First Vice-President Thomas Allen of Pittsburgh filled the unexpired term of Brother Smith and was President until 1962 when he died of a heart attack while preparing to attend union negotiations.

John Proctor, a member of Local No. 10 of Washington, D.C., served as President from 1962 until 1966. He had previously served as First Vice-President of the International.

R. Wayne Williams came to national leadership from Local 18 of Los Angeles. Before assuming the presidency, he served as Regional Director, International Vice-President, Assistant to the President and International Secretary-Treasurer. Wayne was president from 1966-1976.

Everett A. Treadway became President at the Kansas City international convention in 1976. He was a member of Local No. 7 in Baltimore where he served as Business Agent and Secretary-Treasurer of the Baltimore Building Trades Council. President Treadway rose from the ranks of the union to international leadership. He served as Special Assistant to the President, Secretary-Treasurer of the International Union, and, at the 1981 convention in Seattle, he was re-elected by acclamation. President Treadway continued his tenure as President until his death in 1991.

John N. Russell began serving as General Secretary-Treasurer in 1976. In 1991, John Russell was elected by the General Executive Board to fill the unexpired term of Everett Treadway. President Russell was a member of Local 6, Pittsburgh, Pennsylvania. He was re-elected General President at the 1996 International Convention in Las Vegas, Nevada until he retired in 1998 due to ill health.

Assistant to the General President Edward C. Sullivan of Boston, Massachusetts was elected by the General Executive Board to serve as General President filling the unexpired term of John N. Russell. President Sullivan had served as a Local No. 4 officer in Boston, Massachusetts for fifteen years until his election to the position of the Assistant to the General President at the 1996 IUEC Convention in Las Vegas, Nevada. President Sullivan is a member of Local No. 4, Boston, Massachusetts and started in the elevator trade in 1964. General President Sullivan served as leader of the International Union of Elevator Constructors until July 2000 when he was elected to the position of President of the Building and Construction Trades Department, AFL-CIO presiding over fifteen international unions representing three million workers in the United States and Canada.

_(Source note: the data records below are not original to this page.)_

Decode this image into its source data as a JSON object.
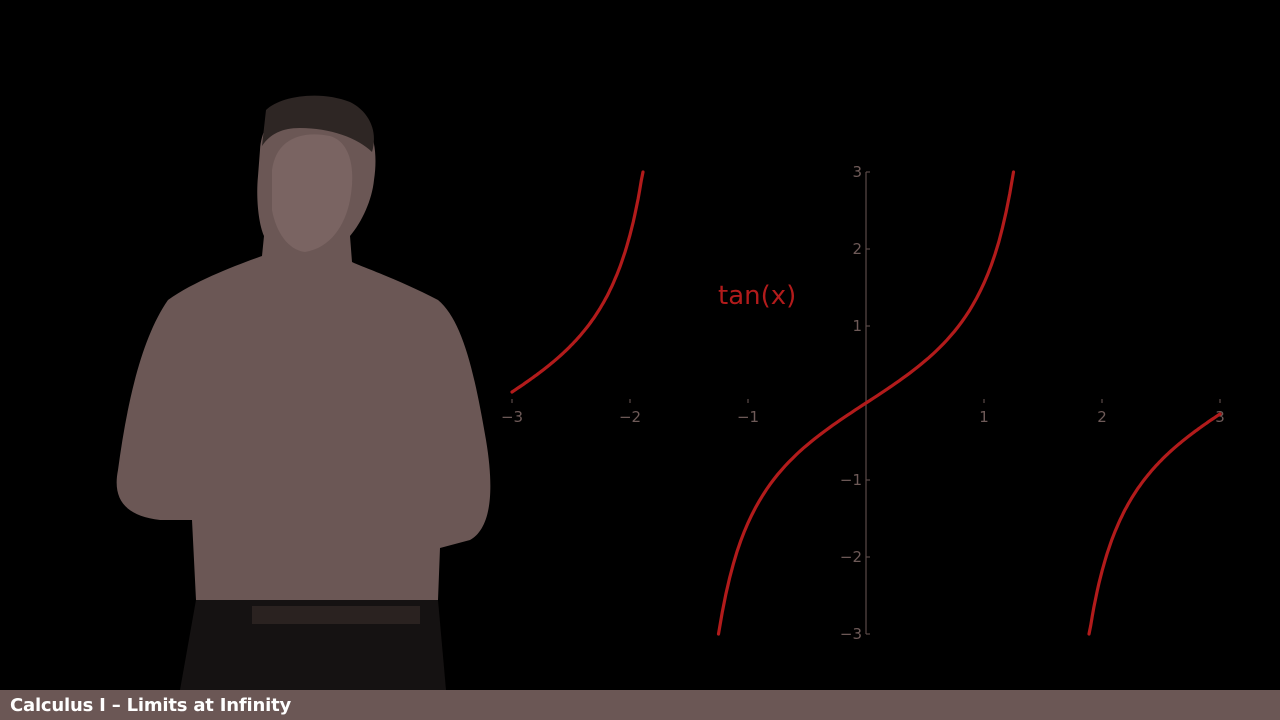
{
  "caption": {
    "title": "Calculus I – Limits at Infinity"
  },
  "colors": {
    "curve": "#b21b1b",
    "axis": "#5a4a48",
    "tick_label": "#6e5a58",
    "presenter_shirt": "#6b5755",
    "caption_bar": "#6b5755"
  },
  "presenter": {
    "icon": "presenter-silhouette"
  },
  "chart_data": {
    "type": "line",
    "title": "",
    "function_label": "tan(x)",
    "xlabel": "",
    "ylabel": "",
    "xlim": [
      -3,
      3
    ],
    "ylim": [
      -3,
      3
    ],
    "x_ticks": [
      -3,
      -2,
      -1,
      1,
      2,
      3
    ],
    "x_tick_labels": [
      "−3",
      "−2",
      "−1",
      "1",
      "2",
      "3"
    ],
    "y_ticks": [
      -3,
      -2,
      -1,
      1,
      2,
      3
    ],
    "y_tick_labels": [
      "−3",
      "−2",
      "−1",
      "1",
      "2",
      "3"
    ],
    "grid": false,
    "series": [
      {
        "values": [
          [
            -3.0,
            0.14
          ],
          [
            -2.8,
            0.36
          ],
          [
            -2.6,
            0.6
          ],
          [
            -2.4,
            0.92
          ],
          [
            -2.2,
            1.37
          ],
          [
            -2.0,
            2.19
          ],
          [
            -1.89,
            3.0
          ]
        ]
      },
      {
        "values": [
          [
            -1.25,
            -3.0
          ],
          [
            -1.2,
            -2.57
          ],
          [
            -1.0,
            -1.56
          ],
          [
            -0.8,
            -1.03
          ],
          [
            -0.6,
            -0.68
          ],
          [
            -0.4,
            -0.42
          ],
          [
            -0.2,
            -0.2
          ],
          [
            0.0,
            0.0
          ],
          [
            0.2,
            0.2
          ],
          [
            0.4,
            0.42
          ],
          [
            0.6,
            0.68
          ],
          [
            0.8,
            1.03
          ],
          [
            1.0,
            1.56
          ],
          [
            1.2,
            2.57
          ],
          [
            1.25,
            3.0
          ]
        ]
      },
      {
        "values": [
          [
            1.89,
            -3.0
          ],
          [
            2.0,
            -2.19
          ],
          [
            2.2,
            -1.37
          ],
          [
            2.4,
            -0.92
          ],
          [
            2.6,
            -0.6
          ],
          [
            2.8,
            -0.36
          ],
          [
            3.0,
            -0.14
          ]
        ]
      }
    ]
  }
}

The International Union of Elevator Constructors General Executive Board called a special meeting on July 29, 2000 at the International office in Columbia, Maryland where they unanimously elected Assistant to the General President Dana A. Brigham to succeed Edward C. Sullivan as General President of the International Union of Elevator Constructors. General President Brigham started in the elevator industry in 1966 as a member of Local No. 10 in Washington, DC. In 1975, Dana was first elected an officer of Local No. 10, became a Business Representative for the local in 1985. He became the Business Manager of Local 10 in 1991, and also served concurrently as Seventh Vice President of the International Union of Elevator Constructors as a member of the General Executive Board. In 1996, Dana was re-elected to the position of Second Vice President of the International Union of Elevator Constructors where he held that office until the General Executive Board elected him to fill the unexpired term of Edward C. Sullivan as Assistant to the General President.

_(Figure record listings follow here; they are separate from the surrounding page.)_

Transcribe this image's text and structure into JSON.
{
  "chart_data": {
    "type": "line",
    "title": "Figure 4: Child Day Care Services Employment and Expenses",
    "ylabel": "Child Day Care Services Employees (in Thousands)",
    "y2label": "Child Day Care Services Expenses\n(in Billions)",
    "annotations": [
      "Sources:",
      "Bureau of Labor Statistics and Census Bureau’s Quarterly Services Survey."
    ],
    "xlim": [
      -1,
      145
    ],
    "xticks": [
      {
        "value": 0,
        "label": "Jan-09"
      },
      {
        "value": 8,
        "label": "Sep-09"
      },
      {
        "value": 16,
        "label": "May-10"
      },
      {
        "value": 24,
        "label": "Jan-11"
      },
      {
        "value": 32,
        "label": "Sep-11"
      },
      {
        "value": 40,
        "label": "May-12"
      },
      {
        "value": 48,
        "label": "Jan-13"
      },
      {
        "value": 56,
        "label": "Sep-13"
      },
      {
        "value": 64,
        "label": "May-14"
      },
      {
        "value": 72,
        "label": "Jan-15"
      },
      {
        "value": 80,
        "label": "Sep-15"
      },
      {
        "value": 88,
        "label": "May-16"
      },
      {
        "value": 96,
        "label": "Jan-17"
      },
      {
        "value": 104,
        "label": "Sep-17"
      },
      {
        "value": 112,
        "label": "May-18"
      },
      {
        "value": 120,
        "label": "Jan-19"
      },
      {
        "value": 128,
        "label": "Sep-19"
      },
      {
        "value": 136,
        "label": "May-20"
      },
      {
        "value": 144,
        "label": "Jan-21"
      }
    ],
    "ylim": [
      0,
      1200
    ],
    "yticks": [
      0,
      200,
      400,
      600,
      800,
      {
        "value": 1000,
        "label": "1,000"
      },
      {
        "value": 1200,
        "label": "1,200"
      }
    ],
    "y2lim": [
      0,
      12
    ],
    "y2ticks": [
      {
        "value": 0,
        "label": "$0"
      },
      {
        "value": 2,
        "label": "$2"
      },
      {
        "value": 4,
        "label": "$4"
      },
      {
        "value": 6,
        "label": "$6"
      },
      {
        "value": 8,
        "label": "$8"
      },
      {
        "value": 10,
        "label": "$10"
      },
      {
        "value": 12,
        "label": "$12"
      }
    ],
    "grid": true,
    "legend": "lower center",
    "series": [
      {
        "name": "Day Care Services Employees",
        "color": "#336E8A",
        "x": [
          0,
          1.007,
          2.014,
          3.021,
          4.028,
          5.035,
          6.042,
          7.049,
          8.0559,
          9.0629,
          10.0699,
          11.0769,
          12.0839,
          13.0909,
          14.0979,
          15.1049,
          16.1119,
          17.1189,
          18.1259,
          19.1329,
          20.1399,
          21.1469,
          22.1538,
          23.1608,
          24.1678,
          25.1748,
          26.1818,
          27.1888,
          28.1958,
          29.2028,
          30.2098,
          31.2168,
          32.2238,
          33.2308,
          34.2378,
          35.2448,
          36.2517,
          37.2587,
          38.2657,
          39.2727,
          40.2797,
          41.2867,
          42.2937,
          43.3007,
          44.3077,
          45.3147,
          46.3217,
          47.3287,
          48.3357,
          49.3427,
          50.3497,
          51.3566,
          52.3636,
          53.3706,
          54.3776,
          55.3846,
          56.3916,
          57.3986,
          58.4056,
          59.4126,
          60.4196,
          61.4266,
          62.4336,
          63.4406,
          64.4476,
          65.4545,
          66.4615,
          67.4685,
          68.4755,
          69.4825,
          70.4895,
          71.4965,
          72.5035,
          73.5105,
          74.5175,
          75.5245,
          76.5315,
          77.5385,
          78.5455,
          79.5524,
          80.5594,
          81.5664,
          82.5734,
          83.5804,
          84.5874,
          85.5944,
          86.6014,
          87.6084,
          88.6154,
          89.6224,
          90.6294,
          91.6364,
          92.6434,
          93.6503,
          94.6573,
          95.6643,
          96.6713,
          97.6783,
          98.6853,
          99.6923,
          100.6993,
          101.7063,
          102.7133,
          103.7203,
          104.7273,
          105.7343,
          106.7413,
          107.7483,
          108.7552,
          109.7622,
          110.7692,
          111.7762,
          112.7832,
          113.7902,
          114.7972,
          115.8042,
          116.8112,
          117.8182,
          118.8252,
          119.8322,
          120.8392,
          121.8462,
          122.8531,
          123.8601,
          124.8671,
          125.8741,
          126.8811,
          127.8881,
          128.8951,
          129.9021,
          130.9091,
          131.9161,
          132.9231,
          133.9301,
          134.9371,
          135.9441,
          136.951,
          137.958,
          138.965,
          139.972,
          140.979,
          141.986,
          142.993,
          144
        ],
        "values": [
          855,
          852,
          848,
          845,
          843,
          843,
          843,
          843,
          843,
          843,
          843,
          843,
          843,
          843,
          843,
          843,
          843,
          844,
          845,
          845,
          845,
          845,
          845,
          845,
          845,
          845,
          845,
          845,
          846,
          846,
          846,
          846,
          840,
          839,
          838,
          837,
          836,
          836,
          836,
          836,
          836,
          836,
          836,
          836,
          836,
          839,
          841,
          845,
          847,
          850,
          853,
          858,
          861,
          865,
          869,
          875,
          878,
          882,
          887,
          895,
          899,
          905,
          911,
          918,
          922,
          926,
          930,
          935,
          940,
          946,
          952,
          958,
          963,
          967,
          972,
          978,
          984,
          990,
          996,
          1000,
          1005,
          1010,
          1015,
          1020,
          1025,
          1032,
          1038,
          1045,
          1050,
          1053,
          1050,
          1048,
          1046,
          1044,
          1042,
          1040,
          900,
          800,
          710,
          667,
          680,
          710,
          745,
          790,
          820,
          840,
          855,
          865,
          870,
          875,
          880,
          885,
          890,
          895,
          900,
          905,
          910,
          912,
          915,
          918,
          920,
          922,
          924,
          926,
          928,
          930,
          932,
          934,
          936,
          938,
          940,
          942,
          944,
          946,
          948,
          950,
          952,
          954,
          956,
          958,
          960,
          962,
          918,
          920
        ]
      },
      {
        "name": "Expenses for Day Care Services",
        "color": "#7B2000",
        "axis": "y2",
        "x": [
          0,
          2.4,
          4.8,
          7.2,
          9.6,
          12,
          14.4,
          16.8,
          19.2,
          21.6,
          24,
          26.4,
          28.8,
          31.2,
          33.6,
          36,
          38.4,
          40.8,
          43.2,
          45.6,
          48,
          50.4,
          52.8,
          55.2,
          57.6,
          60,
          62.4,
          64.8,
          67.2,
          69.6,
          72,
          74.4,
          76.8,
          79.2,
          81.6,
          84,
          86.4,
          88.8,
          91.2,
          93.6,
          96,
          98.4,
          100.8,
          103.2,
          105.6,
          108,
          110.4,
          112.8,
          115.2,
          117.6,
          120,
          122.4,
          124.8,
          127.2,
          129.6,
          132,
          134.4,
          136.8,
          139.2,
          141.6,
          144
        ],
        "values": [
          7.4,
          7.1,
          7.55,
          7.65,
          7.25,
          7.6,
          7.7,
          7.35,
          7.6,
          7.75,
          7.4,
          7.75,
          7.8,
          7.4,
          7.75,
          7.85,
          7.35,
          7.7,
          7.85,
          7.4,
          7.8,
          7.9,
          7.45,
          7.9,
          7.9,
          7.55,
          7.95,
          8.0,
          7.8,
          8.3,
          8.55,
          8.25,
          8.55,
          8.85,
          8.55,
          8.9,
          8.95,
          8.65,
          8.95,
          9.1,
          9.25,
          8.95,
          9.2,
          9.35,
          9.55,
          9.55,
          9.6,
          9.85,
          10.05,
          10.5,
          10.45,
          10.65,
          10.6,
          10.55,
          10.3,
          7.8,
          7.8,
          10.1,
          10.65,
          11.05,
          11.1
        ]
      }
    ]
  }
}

In 2001, at the IUEC’s 28th General Convention, Dana was elected (unopposed) by the convention delegates as General President. At the 29th General Convention in 2006, Dana was re-elected (unopposed) for another five-year term.

100th Anniversary

In July 2001, the International Union of Elevator Constructors proudly celebrated the 100th Anniversary of its founders’ commitment to the dignity, skills, and the well being of its members. We proudly salute all those who have played an important role in the first one hundred years of our history.

As the journey towards our next one hundred years is begun, the Elevator Constructors of today, over 25,000 members strong, are equally determined to forge an ever-stronger union, safeguarding the spirit that was kindled at the old Griswold Hotel at the beginning of the 20th century for future generations of Elevator Constructors.